Lesson: The lesson is clear, when Trump said he didn’t believe in climate change and supported coal, oil, natural gas and nuclear power he meant it. When it looks like a duck, quacks like a duck and waddles like a duck – it’s a duck. Seriously, it’s not a canary it’s a duck. The Trump Administration ended the CPP. The Trump Administration is systematically gutting the EPA, removing environmental protections and removing protections for national monuments such as Bears Ears and Grand Staircase — wonders of nature that cannot be replicated. The DoE recommended a price resiliency rule. The administration-imposed tariffs on solar module imports. The administration is ignoring utility and individual state activity that makes it clear that the trend is towards implementing solar and wind.

Again, clearly a duck.

Mr. Trump does not care about bucking the clean energy trend no matter the fallout. However, again, Mr. Trump cannot make budget cuts without congressional approval.

What do the US DoE Grid Resiliency Pricing Rule and Australia’s proposed National Energy Guarantee have in common? – both decisions represent attempts to balance the grid while appearing to favor fossil fuels for electricity generation above solar and wind.

The federal governments of both Australia and the US are defining energy security and reliability as possible only with fossil fuels and nuclear energy as the base upon which other energy options (renewables) can be built. This argument assumes that renewable energy technologies are inherently unreliable and ignores storage, system configurations that use different RE technologies, energy efficiency and conservation as the energy paradigm of the future. Doing so ignores international agreement that the climate warming must be held to 2 degrees centigrade or lower.

Australia’s proposed National Energy Guarantee does not include a renewable energy target, carbon pricing or other clean energy mechanism.  It does have an emissions guarantee but favors coal, natural gas and oil via its reliability guarantee.  Emissions and reliability guarantees can be traded between utilities and even traded internationally.  In fact, the emissions guarantee may be satisfied through international marketing. The guarantee levels have not been set and will vary state-by-state depending on the level of wind and solar in each state. The state of Western Australia is not part of the plan. As to Australia’s future deployment of wind and solar, the country’s Energy Minister Josh Frydenberg has apparently indicated that the country’s RE target appears to be 95% met via projects in development and already installed. Recently Minister Frydenberg indicated that new coal plants need to be considered and indicated that the government could intervene to ensure a stable energy supply.

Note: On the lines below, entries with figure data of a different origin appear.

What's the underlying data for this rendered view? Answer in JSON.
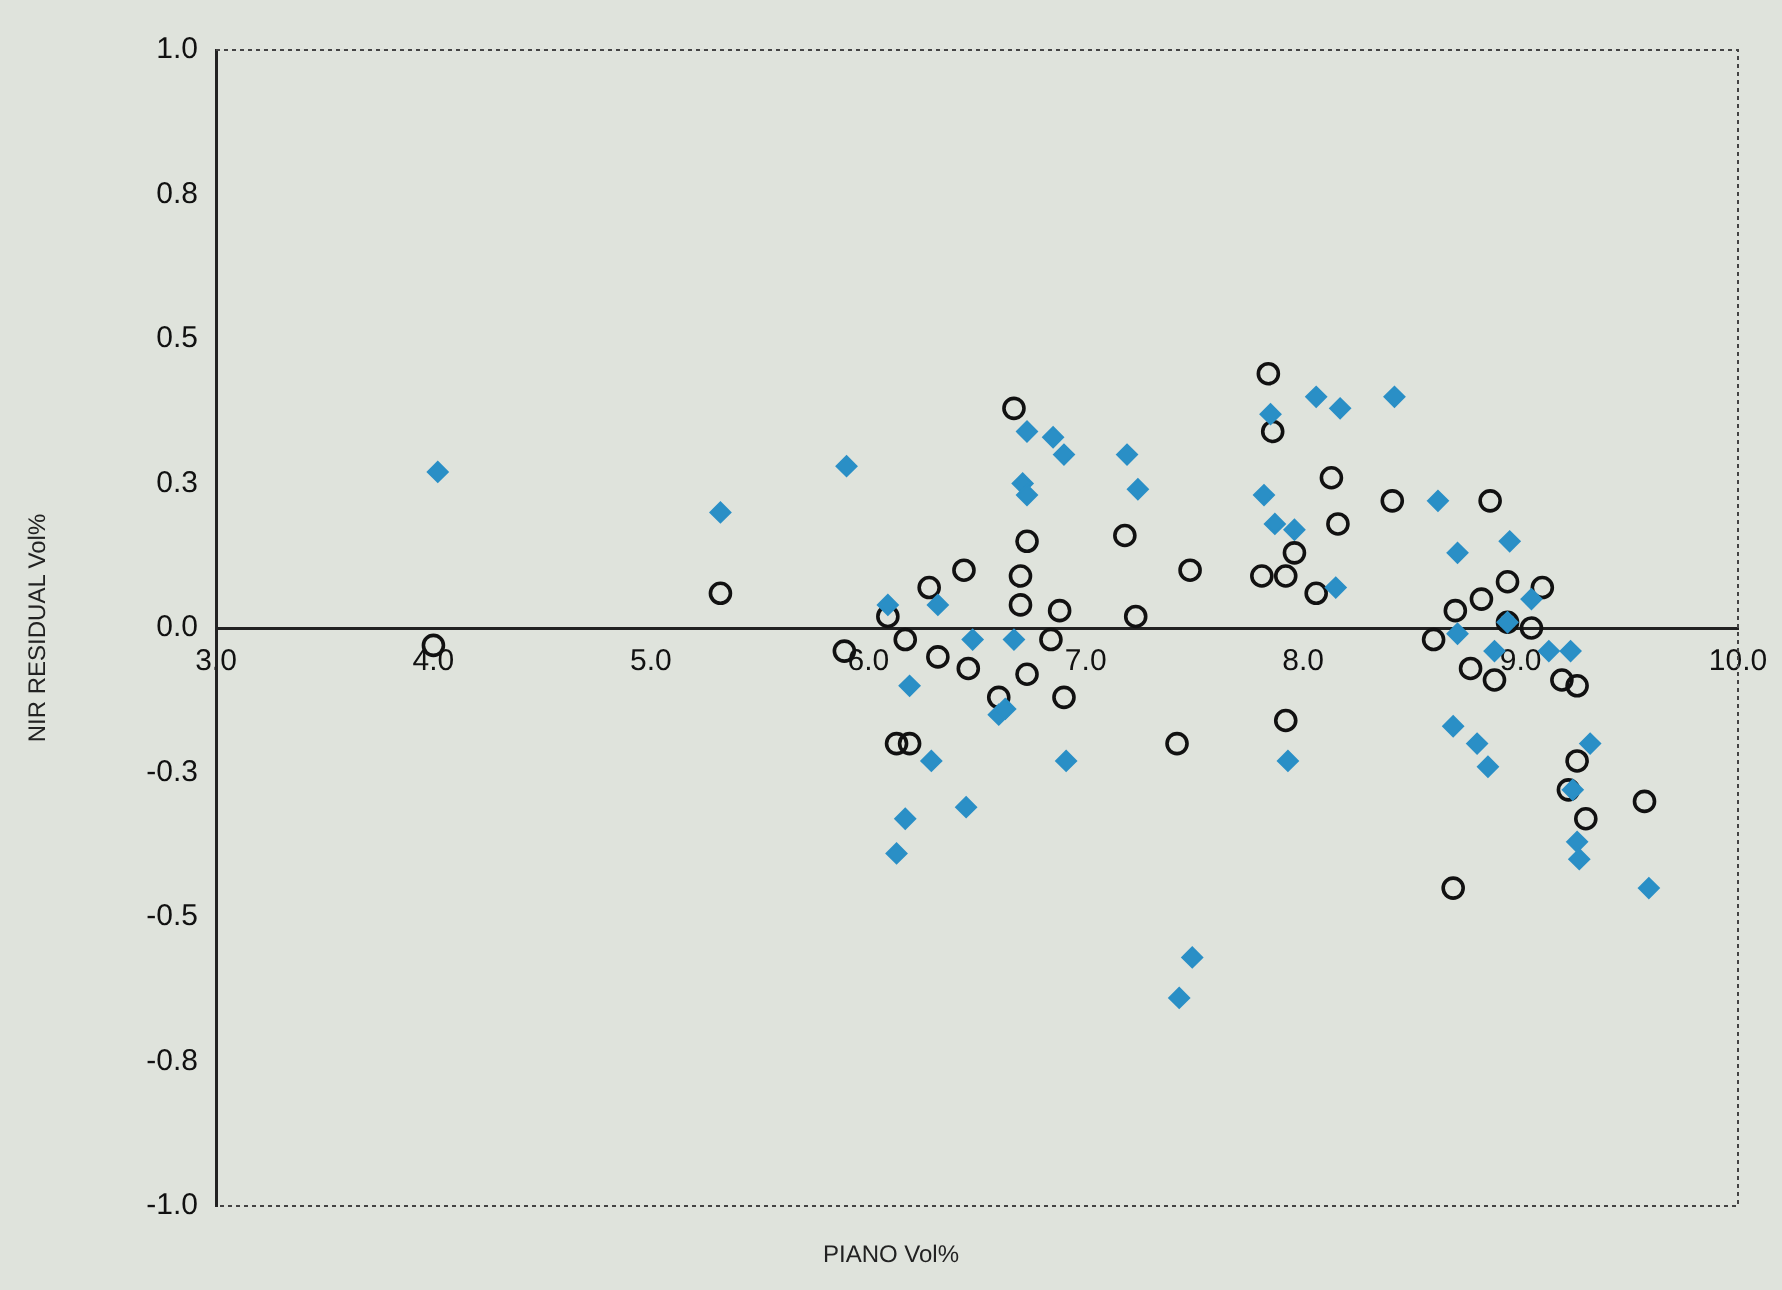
{
  "chart_data": {
    "type": "scatter",
    "xlabel": "PIANO Vol%",
    "ylabel": "NIR RESIDUAL Vol%",
    "xlim": [
      3,
      10
    ],
    "ylim": [
      -1,
      1
    ],
    "xticks": [
      {
        "value": 3,
        "label": "3.0"
      },
      {
        "value": 4,
        "label": "4.0"
      },
      {
        "value": 5,
        "label": "5.0"
      },
      {
        "value": 6,
        "label": "6.0"
      },
      {
        "value": 7,
        "label": "7.0"
      },
      {
        "value": 8,
        "label": "8.0"
      },
      {
        "value": 9,
        "label": "9.0"
      },
      {
        "value": 10,
        "label": "10.0"
      }
    ],
    "yticks": [
      {
        "value": -1,
        "label": "-1.0"
      },
      {
        "value": -0.75,
        "label": "-0.8"
      },
      {
        "value": -0.5,
        "label": "-0.5"
      },
      {
        "value": -0.25,
        "label": "-0.3"
      },
      {
        "value": 0,
        "label": "0.0"
      },
      {
        "value": 0.25,
        "label": "0.3"
      },
      {
        "value": 0.5,
        "label": "0.5"
      },
      {
        "value": 0.75,
        "label": "0.8"
      },
      {
        "value": 1,
        "label": "1.0"
      }
    ],
    "grid": false,
    "legend": false,
    "series": [
      {
        "color": "#2a8fc6",
        "marker": "diamond",
        "x": [
          4.02,
          5.32,
          5.9,
          6.09,
          6.32,
          6.48,
          6.19,
          6.29,
          6.17,
          6.45,
          6.13,
          6.6,
          6.73,
          6.71,
          6.73,
          6.85,
          6.9,
          6.67,
          6.63,
          6.91,
          7.19,
          7.24,
          7.82,
          7.85,
          7.87,
          7.96,
          8.15,
          8.06,
          8.17,
          8.42,
          7.93,
          7.49,
          7.43,
          8.62,
          8.71,
          8.95,
          9.05,
          8.94,
          8.71,
          8.88,
          9.13,
          9.23,
          8.69,
          8.8,
          8.85,
          9.32,
          9.24,
          9.26,
          9.27,
          9.59
        ],
        "values": [
          0.27,
          0.2,
          0.28,
          0.04,
          0.04,
          -0.02,
          -0.1,
          -0.23,
          -0.33,
          -0.31,
          -0.39,
          -0.15,
          0.34,
          0.25,
          0.23,
          0.33,
          0.3,
          -0.02,
          -0.14,
          -0.23,
          0.3,
          0.24,
          0.23,
          0.37,
          0.18,
          0.17,
          0.07,
          0.4,
          0.38,
          0.4,
          -0.23,
          -0.57,
          -0.64,
          0.22,
          0.13,
          0.15,
          0.05,
          0.01,
          -0.01,
          -0.04,
          -0.04,
          -0.04,
          -0.17,
          -0.2,
          -0.24,
          -0.2,
          -0.28,
          -0.37,
          -0.4,
          -0.45
        ]
      },
      {
        "color": "#111111",
        "marker": "circle",
        "x": [
          4.0,
          5.32,
          5.89,
          6.09,
          6.17,
          6.28,
          6.44,
          6.32,
          6.46,
          6.13,
          6.19,
          6.6,
          6.67,
          6.73,
          6.7,
          6.7,
          6.88,
          6.84,
          6.73,
          6.9,
          7.18,
          7.23,
          7.48,
          7.42,
          7.84,
          7.86,
          7.81,
          7.92,
          7.96,
          8.06,
          8.13,
          8.16,
          8.41,
          7.92,
          8.86,
          8.7,
          8.82,
          8.94,
          9.1,
          9.05,
          8.94,
          8.6,
          8.77,
          8.88,
          9.19,
          9.26,
          9.26,
          9.22,
          9.3,
          9.57,
          8.69
        ],
        "values": [
          -0.03,
          0.06,
          -0.04,
          0.02,
          -0.02,
          0.07,
          0.1,
          -0.05,
          -0.07,
          -0.2,
          -0.2,
          -0.12,
          0.38,
          0.15,
          0.09,
          0.04,
          0.03,
          -0.02,
          -0.08,
          -0.12,
          0.16,
          0.02,
          0.1,
          -0.2,
          0.44,
          0.34,
          0.09,
          0.09,
          0.13,
          0.06,
          0.26,
          0.18,
          0.22,
          -0.16,
          0.22,
          0.03,
          0.05,
          0.08,
          0.07,
          0,
          0.01,
          -0.02,
          -0.07,
          -0.09,
          -0.09,
          -0.1,
          -0.23,
          -0.28,
          -0.33,
          -0.3,
          -0.45
        ]
      }
    ]
  }
}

NEG Commentary:  Concerning Australia’s National Energy Guarantee, is the government intervening as Minister Frydenberg suggested was possible? Details about the NEG are in such short supply that an assessment of its impact is in the realm of speculation. Though an anti-RE stance can be inferred, in particular from Energy Minister Frydenberg’s comments, it cannot be confirmed even though the bare outline of the NEG indicates a preference for fossil fuel generated electricity. Two well-known entities have taken starkly different views on the NEG.  Despite a lack of detail Bloomberg termed it “innovative” and called it a “blueprint” for other countries. An idea can be innovative, though the devil is in the details, blueprints, however, require detail.  Meanwhile, Deutsche Bank downgraded the value of Tilt Renewables, an Australian wind and solar development firm, assessing that its 1.7-GWp pipeline had little chance of being developed.

When two companies, one known for punditry and one a financial institution make radically different judgments on a subject, follow the money.